After reading the post and comments about the issue last semester, David Bryngil, associate director of campus recreation, and Jared Utterback, assistant director of fitness, responded.
“I can say in terms of understanding that this policy is exclusively about skin health,” Bryngil said.
They confirmed that there was never a lawsuit or initial problem to begin enforcement of the dress code.
“We hear about other issues at other college recreation centers, but there has never been a reported skin disease in [ours]“said Utterback. “We base our decisions on regional feedback and universally accepted guidelines.”
Both employees emphasized the recreation center’s priority of keeping things clean, safe and above and beyond for the campus community. They said they are aware of how much of the student money goes to the center and want it to remain intact and open for all students to use and benefit from.
“I was in another institution for 28 years before I came here and there were issues there,” Bryngil said. “It’s not funny [to deal with] and can become very serious.
Utterback added that this policy is not new.
“We started this campaign, ‘protect your skin at the gym’, in 2015-2016,” Utterback said. “We really take pride in keeping our facilities clean.”
Bryngil and Utterback wanted every student to know that they are always welcome to discuss their complaints directly with them.

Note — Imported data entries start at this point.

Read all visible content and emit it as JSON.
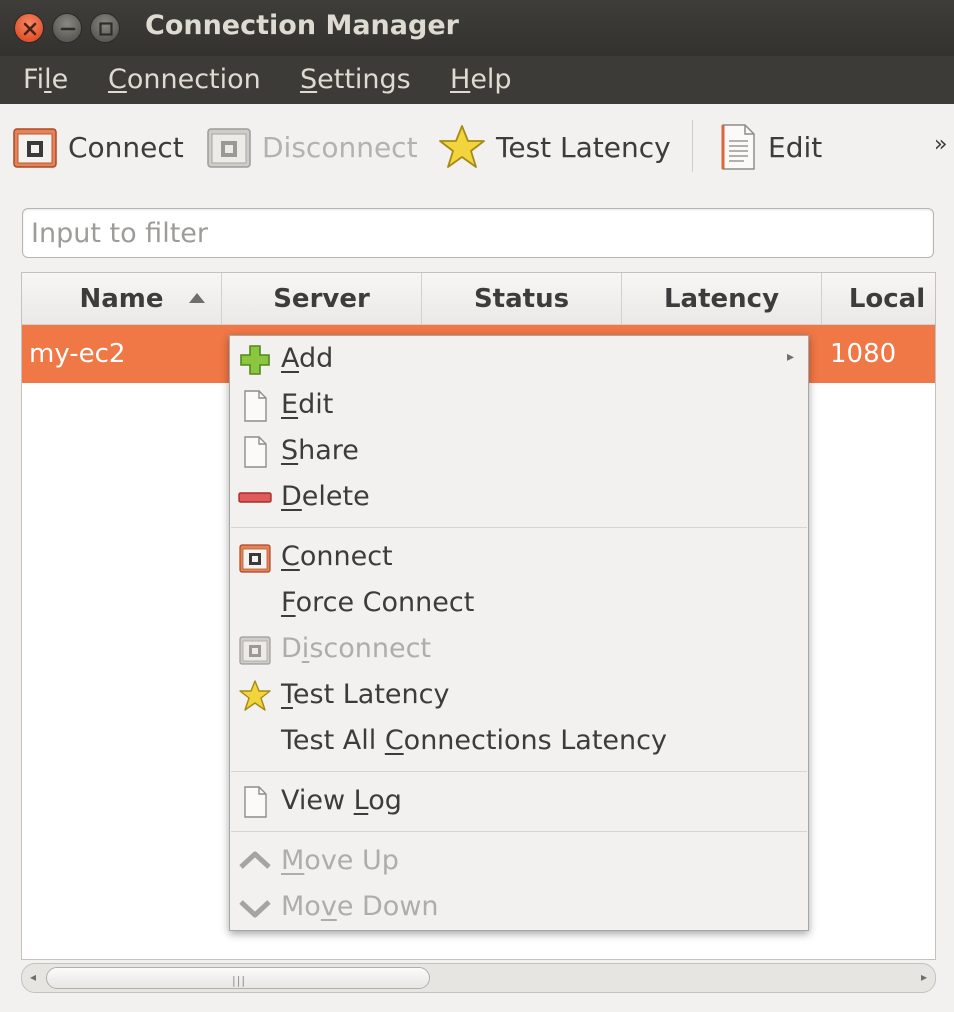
{
  "window": {
    "title": "Connection Manager"
  },
  "menubar": {
    "file": {
      "pre": "Fi",
      "mn": "l",
      "post": "e"
    },
    "connection": {
      "pre": "",
      "mn": "C",
      "post": "onnection"
    },
    "settings": {
      "pre": "",
      "mn": "S",
      "post": "ettings"
    },
    "help": {
      "pre": "",
      "mn": "H",
      "post": "elp"
    }
  },
  "toolbar": {
    "connect": "Connect",
    "disconnect": "Disconnect",
    "test_latency": "Test Latency",
    "edit": "Edit",
    "more": "»"
  },
  "filter": {
    "placeholder": "Input to filter"
  },
  "table": {
    "columns": [
      "Name",
      "Server",
      "Status",
      "Latency",
      "Local"
    ],
    "sort_column": "Name",
    "rows": [
      {
        "name": "my-ec2",
        "local": "1080"
      }
    ]
  },
  "scrollbar": {
    "left_arrow": "◂",
    "right_arrow": "▸",
    "grip": "|||"
  },
  "context_menu": {
    "add": {
      "mn": "A",
      "rest": "dd",
      "arrow": "▸"
    },
    "edit": {
      "mn": "E",
      "rest": "dit"
    },
    "share": {
      "mn": "S",
      "rest": "hare"
    },
    "delete": {
      "mn": "D",
      "rest": "elete"
    },
    "connect": {
      "mn": "C",
      "rest": "onnect"
    },
    "force_connect": {
      "mn": "F",
      "rest": "orce Connect"
    },
    "disconnect": {
      "pre": "D",
      "mn": "i",
      "rest": "sconnect"
    },
    "test_latency": {
      "mn": "T",
      "rest": "est Latency"
    },
    "test_all": {
      "pre": "Test All ",
      "mn": "C",
      "rest": "onnections Latency"
    },
    "view_log": {
      "pre": "View ",
      "mn": "L",
      "rest": "og"
    },
    "move_up": {
      "mn": "M",
      "rest": "ove Up"
    },
    "move_down": {
      "pre": "Mo",
      "mn": "v",
      "rest": "e Down"
    }
  },
  "colors": {
    "accent": "#f07746",
    "titlebar": "#3c3b37",
    "window_bg": "#f2f1f0"
  },
  "icons": {
    "connect": "connect-icon",
    "disconnect": "disconnect-icon",
    "test_latency": "star-icon",
    "edit": "document-icon",
    "add": "plus-icon",
    "delete": "minus-icon",
    "move_up": "chevron-up-icon",
    "move_down": "chevron-down-icon"
  }
}
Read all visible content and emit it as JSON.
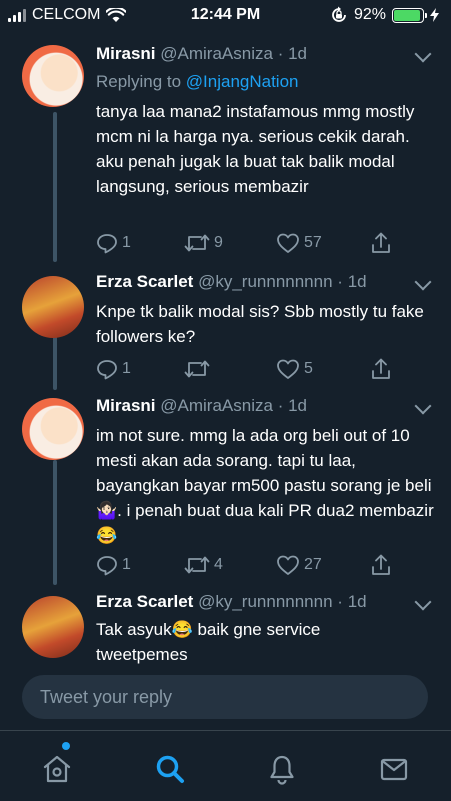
{
  "status_bar": {
    "carrier": "CELCOM",
    "time": "12:44 PM",
    "battery_percent": "92%",
    "battery_level": 0.92,
    "battery_color": "#4cd964"
  },
  "tweets": [
    {
      "name": "Mirasni",
      "handle": "@AmiraAsniza",
      "separator": "·",
      "ago": "1d",
      "replying_prefix": "Replying to ",
      "replying_to": "@InjangNation",
      "text": "tanya laa mana2 instafamous mmg mostly mcm ni la harga nya. serious cekik darah. aku penah jugak la buat tak balik modal langsung, serious membazir",
      "replies": "1",
      "retweets": "9",
      "likes": "57"
    },
    {
      "name": "Erza Scarlet",
      "handle": "@ky_runnnnnnnn",
      "separator": "·",
      "ago": "1d",
      "text": "Knpe tk balik modal sis?  Sbb mostly tu fake followers ke?",
      "replies": "1",
      "retweets": "",
      "likes": "5"
    },
    {
      "name": "Mirasni",
      "handle": "@AmiraAsniza",
      "separator": "·",
      "ago": "1d",
      "text": "im not sure. mmg la ada org beli out of 10 mesti akan ada sorang. tapi tu laa, bayangkan bayar rm500 pastu sorang je beli 🤷🏻‍♀️. i penah buat dua kali PR dua2 membazir 😂",
      "replies": "1",
      "retweets": "4",
      "likes": "27"
    },
    {
      "name": "Erza Scarlet",
      "handle": "@ky_runnnnnnnn",
      "separator": "·",
      "ago": "1d",
      "text": "Tak asyuk😂 baik gne service tweetpemes"
    }
  ],
  "reply_box": {
    "placeholder": "Tweet your reply"
  },
  "tabs": [
    {
      "icon": "home-icon",
      "active": false
    },
    {
      "icon": "search-icon",
      "active": true
    },
    {
      "icon": "bell-icon",
      "active": false
    },
    {
      "icon": "mail-icon",
      "active": false
    }
  ],
  "colors": {
    "background": "#15202b",
    "accent": "#1da1f2",
    "muted": "#8899a6"
  }
}
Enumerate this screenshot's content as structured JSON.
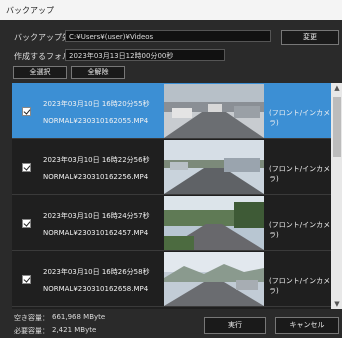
{
  "window": {
    "title": "バックアップ"
  },
  "backup_dest": {
    "label": "バックアップ先：",
    "value": "C:¥Users¥(user)¥Videos",
    "change_button": "変更"
  },
  "folder": {
    "label": "作成するフォルダ：",
    "value": "2023年03月13日12時00分00秒"
  },
  "select_all": "全選択",
  "deselect_all": "全解除",
  "items": [
    {
      "datetime": "2023年03月10日 16時20分55秒",
      "filename": "NORMAL¥230310162055.MP4",
      "camera": "(フロント/インカメラ)",
      "checked": true,
      "selected": true
    },
    {
      "datetime": "2023年03月10日 16時22分56秒",
      "filename": "NORMAL¥230310162256.MP4",
      "camera": "(フロント/インカメラ)",
      "checked": true,
      "selected": false
    },
    {
      "datetime": "2023年03月10日 16時24分57秒",
      "filename": "NORMAL¥230310162457.MP4",
      "camera": "(フロント/インカメラ)",
      "checked": true,
      "selected": false
    },
    {
      "datetime": "2023年03月10日 16時26分58秒",
      "filename": "NORMAL¥230310162658.MP4",
      "camera": "(フロント/インカメラ)",
      "checked": true,
      "selected": false
    }
  ],
  "footer": {
    "free_label": "空き容量：",
    "free_value": "661,968 MByte",
    "need_label": "必要容量：",
    "need_value": "2,421 MByte",
    "run_button": "実行",
    "cancel_button": "キャンセル"
  }
}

“It doesn’t necessarily help us do our job if students only air their grievances on the internet,” Bryngil said. “Our doors are always open. Come talk to us.
Bryngil said he plans to speak about the complaints at future staff meetings to ensure the rule remains consistent throughout each shift and that no customer feels isolated when advised to wear different clothes.
“I totally see where a student would feel isolated on a day when the staff aren’t as consistent with the policy,” Bryngil said.
Utterback shared similar sentiments.
“We want our students to feel comfortable,” Utterback said.